O telefone para agendar consultas ao acervo de Otto Lara Resende é 3825-2560

Sua grande arte é a conversa. Deviam pôr um taquígrafo atrás dele e vender suas anotações em uma loja de frases, dizia sobre ele Nelson Rodrigues.

A declaração rodrigueana é verdadeira. Rei da conversa, capaz das mais brilhantes tiradas, do humor mais exato e cortante, Otto Lara Resende acabaria por entrar para a história como frasista exímio. São dele máximas que entraram para o folclore nacional: “O mineiro só é solidário no câncer”, “Abraço e punhalada a gente só dá em quem está perto”, “A Europa é uma burrice aparelhada de museus”.

A fama, no entanto, acabaria por esconder-lhe suas outras artes com o verbo, como jornalista e escritor. Alçado em vida à categoria de personagem, era o mais célebre entre os famosos, mas acabou para o grande público como um enigma. Um desconhecido ilustre. Para ajudar a enxergar através do véu que por tantos anos cobriu o mito e a tirar a máscara que lhe esteve colada à cara, o livro Três Ottos por Otto Lara Resende, do Instituto Moreira Salles (IMS), dá voz a quem sempre foi alvo de controvertidas histórias. Reunião de 23 textos autobiográficos, muitos deles inéditos, Três Ottos surgiu a partir da primeira exploração sobre o arquivo pessoal do escritor, doado por sua família ao IMS e que desde dezembro pode ser consultado pelo público. A organização tanto do volume quanto do enorme acervo (são cerca de 20 mil documentos) ficou a cargo da equipe coordenada pela pesquisadora Tatiana Longo dos Santos, sob orientação da professora Telê Ancona Lopez, e é resultado de uma parceria firmada pelo IMS com o Instituto de Estudos Brasileiros (IEB) da USP em 1998. “O IEB foi procurado por ser a maior referência nessa área. Seus pesquisadores têm larga experiência na organização de outros arquivos importantes”, explica Tatiana.

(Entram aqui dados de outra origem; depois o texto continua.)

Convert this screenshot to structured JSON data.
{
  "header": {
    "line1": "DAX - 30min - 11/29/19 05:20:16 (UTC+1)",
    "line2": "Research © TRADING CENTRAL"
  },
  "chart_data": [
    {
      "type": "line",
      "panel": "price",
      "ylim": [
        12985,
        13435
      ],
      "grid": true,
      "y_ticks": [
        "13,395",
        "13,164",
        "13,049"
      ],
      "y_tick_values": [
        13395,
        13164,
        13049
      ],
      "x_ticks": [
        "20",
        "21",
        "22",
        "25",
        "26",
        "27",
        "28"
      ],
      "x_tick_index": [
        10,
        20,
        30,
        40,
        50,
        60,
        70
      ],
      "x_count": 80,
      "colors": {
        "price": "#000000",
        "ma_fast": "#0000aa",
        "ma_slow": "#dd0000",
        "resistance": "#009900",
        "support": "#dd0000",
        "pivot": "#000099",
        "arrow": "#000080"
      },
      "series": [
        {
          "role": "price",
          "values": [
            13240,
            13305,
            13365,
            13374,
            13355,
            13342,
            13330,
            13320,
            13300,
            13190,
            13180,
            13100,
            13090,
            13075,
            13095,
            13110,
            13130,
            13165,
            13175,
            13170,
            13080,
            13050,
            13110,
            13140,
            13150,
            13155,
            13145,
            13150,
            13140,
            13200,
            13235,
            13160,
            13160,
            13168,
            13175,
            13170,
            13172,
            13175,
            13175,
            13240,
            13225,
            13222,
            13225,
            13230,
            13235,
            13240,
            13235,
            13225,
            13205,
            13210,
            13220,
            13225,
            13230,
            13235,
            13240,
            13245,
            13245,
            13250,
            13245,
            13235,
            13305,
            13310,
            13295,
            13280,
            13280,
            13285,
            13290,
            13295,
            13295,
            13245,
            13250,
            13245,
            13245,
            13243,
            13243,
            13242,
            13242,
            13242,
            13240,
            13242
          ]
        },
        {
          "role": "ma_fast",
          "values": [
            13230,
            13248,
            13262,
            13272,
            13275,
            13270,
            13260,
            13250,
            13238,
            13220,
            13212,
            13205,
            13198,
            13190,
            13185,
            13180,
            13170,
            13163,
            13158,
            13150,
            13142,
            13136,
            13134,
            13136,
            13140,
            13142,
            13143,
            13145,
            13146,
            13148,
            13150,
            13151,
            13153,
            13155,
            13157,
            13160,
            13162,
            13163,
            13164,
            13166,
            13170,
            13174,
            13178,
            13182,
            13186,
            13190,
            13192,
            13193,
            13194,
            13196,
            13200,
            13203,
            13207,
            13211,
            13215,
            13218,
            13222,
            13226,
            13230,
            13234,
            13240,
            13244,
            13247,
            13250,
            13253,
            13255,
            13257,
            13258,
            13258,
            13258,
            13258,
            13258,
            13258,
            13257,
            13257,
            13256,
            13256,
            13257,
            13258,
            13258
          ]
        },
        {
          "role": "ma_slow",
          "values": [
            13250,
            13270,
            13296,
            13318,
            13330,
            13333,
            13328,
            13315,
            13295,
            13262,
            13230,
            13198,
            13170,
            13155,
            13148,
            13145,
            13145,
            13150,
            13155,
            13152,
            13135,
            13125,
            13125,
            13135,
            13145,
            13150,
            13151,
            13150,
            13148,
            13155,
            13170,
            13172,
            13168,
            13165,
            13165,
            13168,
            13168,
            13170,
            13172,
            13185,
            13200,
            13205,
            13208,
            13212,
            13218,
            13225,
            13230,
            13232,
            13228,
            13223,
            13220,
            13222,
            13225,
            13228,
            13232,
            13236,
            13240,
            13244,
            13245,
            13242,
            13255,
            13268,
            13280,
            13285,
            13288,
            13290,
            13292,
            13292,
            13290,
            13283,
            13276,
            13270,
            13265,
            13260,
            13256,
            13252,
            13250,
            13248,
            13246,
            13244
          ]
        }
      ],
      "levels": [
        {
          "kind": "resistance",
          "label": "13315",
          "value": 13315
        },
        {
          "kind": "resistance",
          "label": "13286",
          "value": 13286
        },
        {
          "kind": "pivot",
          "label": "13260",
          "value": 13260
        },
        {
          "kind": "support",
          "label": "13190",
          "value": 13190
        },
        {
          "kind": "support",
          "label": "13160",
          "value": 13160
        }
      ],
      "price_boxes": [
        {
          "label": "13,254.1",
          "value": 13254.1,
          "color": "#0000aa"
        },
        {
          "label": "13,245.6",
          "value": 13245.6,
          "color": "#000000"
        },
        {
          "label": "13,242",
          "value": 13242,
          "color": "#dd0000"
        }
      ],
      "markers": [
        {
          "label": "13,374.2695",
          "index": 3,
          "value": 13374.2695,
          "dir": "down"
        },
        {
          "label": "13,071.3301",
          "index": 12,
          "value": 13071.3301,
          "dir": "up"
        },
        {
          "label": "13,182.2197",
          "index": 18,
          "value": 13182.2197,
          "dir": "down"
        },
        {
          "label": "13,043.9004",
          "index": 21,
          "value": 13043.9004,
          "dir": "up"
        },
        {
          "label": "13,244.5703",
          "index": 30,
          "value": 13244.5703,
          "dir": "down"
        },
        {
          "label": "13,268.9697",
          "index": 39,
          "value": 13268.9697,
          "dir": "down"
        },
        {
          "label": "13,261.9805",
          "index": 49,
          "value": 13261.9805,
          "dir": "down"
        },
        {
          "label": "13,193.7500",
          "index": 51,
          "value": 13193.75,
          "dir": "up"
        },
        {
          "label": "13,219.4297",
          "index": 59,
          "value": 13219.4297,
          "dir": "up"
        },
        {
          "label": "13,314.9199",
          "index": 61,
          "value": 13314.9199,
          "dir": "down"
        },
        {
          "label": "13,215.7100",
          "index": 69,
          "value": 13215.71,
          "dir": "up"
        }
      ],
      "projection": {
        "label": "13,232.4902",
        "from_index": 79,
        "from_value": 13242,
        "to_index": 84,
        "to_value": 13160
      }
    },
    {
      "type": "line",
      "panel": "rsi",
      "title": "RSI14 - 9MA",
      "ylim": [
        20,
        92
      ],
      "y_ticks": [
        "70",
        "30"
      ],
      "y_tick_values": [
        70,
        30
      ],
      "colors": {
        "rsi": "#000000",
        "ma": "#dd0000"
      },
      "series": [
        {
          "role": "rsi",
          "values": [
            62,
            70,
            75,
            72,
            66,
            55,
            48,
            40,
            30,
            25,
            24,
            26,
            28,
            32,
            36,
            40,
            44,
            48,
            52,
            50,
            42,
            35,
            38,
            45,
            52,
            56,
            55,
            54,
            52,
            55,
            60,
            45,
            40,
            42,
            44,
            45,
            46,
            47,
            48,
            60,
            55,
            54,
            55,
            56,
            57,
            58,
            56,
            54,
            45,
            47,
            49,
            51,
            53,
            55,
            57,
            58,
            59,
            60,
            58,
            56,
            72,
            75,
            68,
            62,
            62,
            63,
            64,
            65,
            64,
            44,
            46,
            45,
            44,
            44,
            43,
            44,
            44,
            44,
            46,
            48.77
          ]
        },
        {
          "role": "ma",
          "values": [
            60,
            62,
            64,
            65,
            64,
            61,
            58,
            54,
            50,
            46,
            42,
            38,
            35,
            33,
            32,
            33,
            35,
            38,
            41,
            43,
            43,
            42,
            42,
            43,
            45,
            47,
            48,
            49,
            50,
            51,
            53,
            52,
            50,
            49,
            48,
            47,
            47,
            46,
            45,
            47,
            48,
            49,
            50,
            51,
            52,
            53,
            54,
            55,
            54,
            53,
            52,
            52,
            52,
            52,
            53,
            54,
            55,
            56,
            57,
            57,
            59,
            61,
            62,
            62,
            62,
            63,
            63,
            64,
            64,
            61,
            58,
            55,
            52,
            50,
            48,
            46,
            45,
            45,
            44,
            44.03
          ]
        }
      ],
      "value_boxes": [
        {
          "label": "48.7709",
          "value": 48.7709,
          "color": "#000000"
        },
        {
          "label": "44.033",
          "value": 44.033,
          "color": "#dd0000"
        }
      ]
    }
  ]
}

Feixe de contradições – O título Três Ottos por Otto Lara Resende faz referência à personalidade multifacetada do autor mineiro e também à maneira como o volume foi dividido, em três partes. Logo na primeira, “Caderno Novo”, o homem amigo da galhofa e da pilhéria revela em textos curtos o seu quinhão de amargura. “Meu destino gira nos meus dedos. Não me pertenço e nem me encontro”, escreveu. Também nesse capítulo, em uma de suas raras incursões pelos versos, há o poema “Otto”, em que tenta decifrar o mistério encerrado em seu nome, sua infinidade de “eus”. Palíndromo, Otto pode ser lido por qualquer lado, da esquerda para a direita, da direita para a esquerda. Dois tês, cercados, aprisionados por um duplo o.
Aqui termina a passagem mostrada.